Опуститься на колени? Того требовал этикет, и это было правильно — но малец начал лишать голов, а толпа восторженно ревела. После крови и гари минувших дней, после месяцев сладкой хвори Азаса — ей был нужен царь. И все же какой… породистый щенок! Ему тринадцать или тридцать? Ианад пока не обзавелся маской, но мальчик в ней не нуждался: по–детски гладкое лицо было спокойным и холодным, как лики статуй.
— Я принес твоих врагов… владыка, — под стук крови, тревожный, словно барабанный бой, Газван преклонил колени. — Да продлятся твои годы и прирастет царство!

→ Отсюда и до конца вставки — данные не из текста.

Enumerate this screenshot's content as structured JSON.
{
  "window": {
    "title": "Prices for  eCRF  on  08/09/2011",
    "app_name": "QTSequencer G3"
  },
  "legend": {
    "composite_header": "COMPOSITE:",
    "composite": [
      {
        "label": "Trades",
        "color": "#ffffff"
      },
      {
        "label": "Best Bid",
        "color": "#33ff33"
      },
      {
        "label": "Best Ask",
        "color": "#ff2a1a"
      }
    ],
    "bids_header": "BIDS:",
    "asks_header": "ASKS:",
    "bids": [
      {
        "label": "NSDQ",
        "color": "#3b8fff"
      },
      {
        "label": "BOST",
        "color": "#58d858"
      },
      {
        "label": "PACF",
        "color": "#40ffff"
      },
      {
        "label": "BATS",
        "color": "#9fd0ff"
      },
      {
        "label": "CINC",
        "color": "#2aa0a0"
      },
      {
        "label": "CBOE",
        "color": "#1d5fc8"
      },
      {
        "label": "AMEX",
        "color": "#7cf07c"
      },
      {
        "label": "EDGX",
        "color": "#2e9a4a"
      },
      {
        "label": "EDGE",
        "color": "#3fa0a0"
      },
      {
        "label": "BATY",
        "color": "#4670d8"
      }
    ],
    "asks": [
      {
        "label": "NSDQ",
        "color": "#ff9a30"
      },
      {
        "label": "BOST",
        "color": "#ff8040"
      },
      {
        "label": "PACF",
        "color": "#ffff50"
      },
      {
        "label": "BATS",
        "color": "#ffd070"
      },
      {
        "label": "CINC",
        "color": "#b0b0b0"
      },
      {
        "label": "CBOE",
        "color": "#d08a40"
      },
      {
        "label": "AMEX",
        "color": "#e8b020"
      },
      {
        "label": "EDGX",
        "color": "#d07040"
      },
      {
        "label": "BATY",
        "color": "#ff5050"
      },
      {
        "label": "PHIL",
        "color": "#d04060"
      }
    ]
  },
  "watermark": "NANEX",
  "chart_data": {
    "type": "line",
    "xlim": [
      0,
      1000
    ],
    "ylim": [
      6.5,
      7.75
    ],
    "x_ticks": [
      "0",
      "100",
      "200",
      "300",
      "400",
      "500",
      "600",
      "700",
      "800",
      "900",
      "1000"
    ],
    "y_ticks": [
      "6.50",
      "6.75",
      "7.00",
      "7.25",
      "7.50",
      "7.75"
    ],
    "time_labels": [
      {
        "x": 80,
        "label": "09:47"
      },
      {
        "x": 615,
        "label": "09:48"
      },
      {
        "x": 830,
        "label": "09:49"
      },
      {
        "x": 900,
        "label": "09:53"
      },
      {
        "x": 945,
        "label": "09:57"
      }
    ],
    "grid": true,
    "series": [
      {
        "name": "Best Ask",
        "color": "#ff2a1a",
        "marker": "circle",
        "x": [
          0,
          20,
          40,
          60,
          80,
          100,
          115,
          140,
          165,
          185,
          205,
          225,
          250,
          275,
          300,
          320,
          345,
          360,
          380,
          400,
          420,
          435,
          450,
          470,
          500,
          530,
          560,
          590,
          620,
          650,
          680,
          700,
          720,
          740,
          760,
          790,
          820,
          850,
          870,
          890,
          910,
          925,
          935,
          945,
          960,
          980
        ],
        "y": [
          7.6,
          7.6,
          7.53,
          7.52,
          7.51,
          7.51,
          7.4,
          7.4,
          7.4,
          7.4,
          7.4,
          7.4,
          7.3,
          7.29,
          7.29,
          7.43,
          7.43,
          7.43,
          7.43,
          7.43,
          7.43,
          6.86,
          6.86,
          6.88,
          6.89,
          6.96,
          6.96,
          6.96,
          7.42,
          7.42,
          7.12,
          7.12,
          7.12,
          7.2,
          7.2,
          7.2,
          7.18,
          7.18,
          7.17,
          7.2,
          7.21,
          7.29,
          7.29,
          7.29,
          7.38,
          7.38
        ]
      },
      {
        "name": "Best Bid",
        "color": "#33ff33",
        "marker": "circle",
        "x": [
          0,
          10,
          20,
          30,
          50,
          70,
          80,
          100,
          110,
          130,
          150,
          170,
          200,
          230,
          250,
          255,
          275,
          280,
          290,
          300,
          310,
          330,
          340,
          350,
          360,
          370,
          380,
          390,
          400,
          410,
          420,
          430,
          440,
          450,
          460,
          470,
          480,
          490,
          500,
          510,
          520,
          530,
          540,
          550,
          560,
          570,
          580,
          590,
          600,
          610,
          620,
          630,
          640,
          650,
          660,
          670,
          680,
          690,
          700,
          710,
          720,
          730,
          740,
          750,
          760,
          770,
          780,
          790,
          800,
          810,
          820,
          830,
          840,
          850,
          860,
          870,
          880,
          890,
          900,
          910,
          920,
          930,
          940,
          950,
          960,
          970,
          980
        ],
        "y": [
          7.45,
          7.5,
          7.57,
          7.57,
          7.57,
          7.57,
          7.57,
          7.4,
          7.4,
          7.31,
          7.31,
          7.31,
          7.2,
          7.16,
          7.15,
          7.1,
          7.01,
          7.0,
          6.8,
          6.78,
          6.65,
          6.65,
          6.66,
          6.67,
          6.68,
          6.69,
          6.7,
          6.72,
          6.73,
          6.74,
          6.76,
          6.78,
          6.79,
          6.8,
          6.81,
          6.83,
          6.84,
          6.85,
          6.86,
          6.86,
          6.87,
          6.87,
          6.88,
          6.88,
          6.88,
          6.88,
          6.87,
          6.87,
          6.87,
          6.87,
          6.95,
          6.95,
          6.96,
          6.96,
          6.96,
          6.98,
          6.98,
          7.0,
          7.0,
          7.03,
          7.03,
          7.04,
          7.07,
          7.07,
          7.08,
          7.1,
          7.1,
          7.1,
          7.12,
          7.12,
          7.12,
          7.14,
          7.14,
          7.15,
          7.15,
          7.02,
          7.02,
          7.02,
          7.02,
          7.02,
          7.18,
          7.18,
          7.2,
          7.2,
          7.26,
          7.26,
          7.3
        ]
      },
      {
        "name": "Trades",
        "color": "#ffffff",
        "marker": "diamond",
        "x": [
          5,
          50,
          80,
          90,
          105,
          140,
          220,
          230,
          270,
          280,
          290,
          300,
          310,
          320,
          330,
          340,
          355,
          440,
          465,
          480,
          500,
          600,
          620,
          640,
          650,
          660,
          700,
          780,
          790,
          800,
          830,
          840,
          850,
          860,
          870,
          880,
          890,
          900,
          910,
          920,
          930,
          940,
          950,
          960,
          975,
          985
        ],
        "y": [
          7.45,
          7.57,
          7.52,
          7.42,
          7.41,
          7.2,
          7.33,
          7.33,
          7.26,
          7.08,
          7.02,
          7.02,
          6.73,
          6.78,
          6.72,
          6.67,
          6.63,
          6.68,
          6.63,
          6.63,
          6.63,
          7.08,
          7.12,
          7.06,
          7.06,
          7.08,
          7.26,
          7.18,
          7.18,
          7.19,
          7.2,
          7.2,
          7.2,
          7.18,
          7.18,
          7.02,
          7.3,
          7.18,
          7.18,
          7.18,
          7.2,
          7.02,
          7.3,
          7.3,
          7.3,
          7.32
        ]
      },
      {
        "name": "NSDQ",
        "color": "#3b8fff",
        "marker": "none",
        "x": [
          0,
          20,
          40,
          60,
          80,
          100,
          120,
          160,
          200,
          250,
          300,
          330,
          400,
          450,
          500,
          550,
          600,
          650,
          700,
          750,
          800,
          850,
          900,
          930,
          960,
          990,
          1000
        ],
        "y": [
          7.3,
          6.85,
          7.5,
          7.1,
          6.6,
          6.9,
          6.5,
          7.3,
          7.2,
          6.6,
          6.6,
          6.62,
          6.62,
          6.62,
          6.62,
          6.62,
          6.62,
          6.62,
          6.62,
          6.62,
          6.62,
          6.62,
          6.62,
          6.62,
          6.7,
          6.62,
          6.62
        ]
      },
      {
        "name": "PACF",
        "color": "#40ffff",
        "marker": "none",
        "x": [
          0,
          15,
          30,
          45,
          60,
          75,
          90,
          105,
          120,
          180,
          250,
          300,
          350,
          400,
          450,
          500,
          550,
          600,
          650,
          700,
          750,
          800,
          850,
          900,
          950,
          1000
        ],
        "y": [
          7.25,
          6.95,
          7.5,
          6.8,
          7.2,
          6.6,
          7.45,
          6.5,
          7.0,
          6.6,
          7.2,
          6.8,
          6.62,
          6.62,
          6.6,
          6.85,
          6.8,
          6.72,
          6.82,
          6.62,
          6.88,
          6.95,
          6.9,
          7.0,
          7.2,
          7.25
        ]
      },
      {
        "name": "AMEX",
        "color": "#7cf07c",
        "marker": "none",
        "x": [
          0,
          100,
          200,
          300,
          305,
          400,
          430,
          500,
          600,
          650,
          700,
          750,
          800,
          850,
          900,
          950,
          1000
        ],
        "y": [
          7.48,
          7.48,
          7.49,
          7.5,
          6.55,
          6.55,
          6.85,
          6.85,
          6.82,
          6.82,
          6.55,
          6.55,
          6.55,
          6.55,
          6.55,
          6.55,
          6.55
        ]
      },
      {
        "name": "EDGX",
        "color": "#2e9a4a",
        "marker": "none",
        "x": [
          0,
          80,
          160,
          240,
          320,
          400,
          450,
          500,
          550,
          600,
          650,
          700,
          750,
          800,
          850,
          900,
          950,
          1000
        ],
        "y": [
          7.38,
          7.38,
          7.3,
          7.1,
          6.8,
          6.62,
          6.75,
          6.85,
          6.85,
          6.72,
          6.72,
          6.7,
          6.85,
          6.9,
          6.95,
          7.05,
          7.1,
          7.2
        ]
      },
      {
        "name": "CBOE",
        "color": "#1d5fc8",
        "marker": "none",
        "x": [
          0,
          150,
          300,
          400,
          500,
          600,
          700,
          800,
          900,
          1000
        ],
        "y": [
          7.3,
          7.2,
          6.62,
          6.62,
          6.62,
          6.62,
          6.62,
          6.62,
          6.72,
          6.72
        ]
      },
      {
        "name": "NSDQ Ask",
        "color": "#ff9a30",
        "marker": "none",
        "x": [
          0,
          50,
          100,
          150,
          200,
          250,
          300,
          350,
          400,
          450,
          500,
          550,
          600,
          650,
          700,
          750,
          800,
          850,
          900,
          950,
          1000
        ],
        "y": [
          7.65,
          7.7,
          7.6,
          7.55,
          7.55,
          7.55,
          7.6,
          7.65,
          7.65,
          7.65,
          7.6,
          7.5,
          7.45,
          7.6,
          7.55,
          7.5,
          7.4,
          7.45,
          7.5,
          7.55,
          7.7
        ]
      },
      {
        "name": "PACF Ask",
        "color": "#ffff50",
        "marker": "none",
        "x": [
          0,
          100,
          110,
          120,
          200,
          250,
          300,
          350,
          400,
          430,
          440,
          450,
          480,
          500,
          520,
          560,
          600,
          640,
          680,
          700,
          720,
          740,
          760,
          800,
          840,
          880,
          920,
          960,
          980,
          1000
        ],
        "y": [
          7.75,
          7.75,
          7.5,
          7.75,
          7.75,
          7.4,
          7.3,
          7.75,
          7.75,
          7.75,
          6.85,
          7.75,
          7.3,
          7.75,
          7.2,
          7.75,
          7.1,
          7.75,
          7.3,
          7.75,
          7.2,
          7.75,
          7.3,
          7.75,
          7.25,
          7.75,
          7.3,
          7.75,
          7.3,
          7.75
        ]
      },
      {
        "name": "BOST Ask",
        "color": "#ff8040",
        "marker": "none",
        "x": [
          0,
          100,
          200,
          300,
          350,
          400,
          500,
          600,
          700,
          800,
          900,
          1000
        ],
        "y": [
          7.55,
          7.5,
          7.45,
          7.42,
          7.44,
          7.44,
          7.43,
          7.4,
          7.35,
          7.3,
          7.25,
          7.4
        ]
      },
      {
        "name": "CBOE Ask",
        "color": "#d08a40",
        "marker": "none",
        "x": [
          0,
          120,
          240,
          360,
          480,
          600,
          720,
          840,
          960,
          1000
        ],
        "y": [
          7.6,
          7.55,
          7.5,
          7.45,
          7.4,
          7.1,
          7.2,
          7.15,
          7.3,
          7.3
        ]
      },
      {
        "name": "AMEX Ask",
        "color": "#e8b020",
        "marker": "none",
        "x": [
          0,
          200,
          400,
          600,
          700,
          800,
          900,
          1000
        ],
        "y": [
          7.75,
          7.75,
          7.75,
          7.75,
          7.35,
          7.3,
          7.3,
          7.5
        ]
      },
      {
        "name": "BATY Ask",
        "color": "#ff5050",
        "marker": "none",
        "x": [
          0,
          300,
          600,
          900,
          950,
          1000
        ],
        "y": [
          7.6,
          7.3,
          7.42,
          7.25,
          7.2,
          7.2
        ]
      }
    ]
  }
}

— Мы видим. Мы примем твои клятвы позже. Наши воины проводят тебя и спутника в наше войско. Жди.
— Мы видим… Мы примем клятвы… Позже… — надрывался глашатай, передавая слова лучезарного. Теснимые солдатами, люди все прибывали: они толклись уже не только на площади, но и в прилегающих улицах. Одни кричали «Слава!», другие — «Казнь! Казнь!». Чуть в стороне, за цепью храмовых дружинников, потрясал тыквой–горлянкой грязный дервиш.
Три чайки в невозможно синем небе, три гафира заступили путь, стоило чародеям приблизиться к повозке. Сопровождавшие магов храмовые дружинники переговаривались с охраной. Цветные брызги в глазах становились гуще, и Газван забеспокоился… поначалу. Если и грядущая его жизнь выдохлась, он умрет прежде, чем успеет что–либо понять.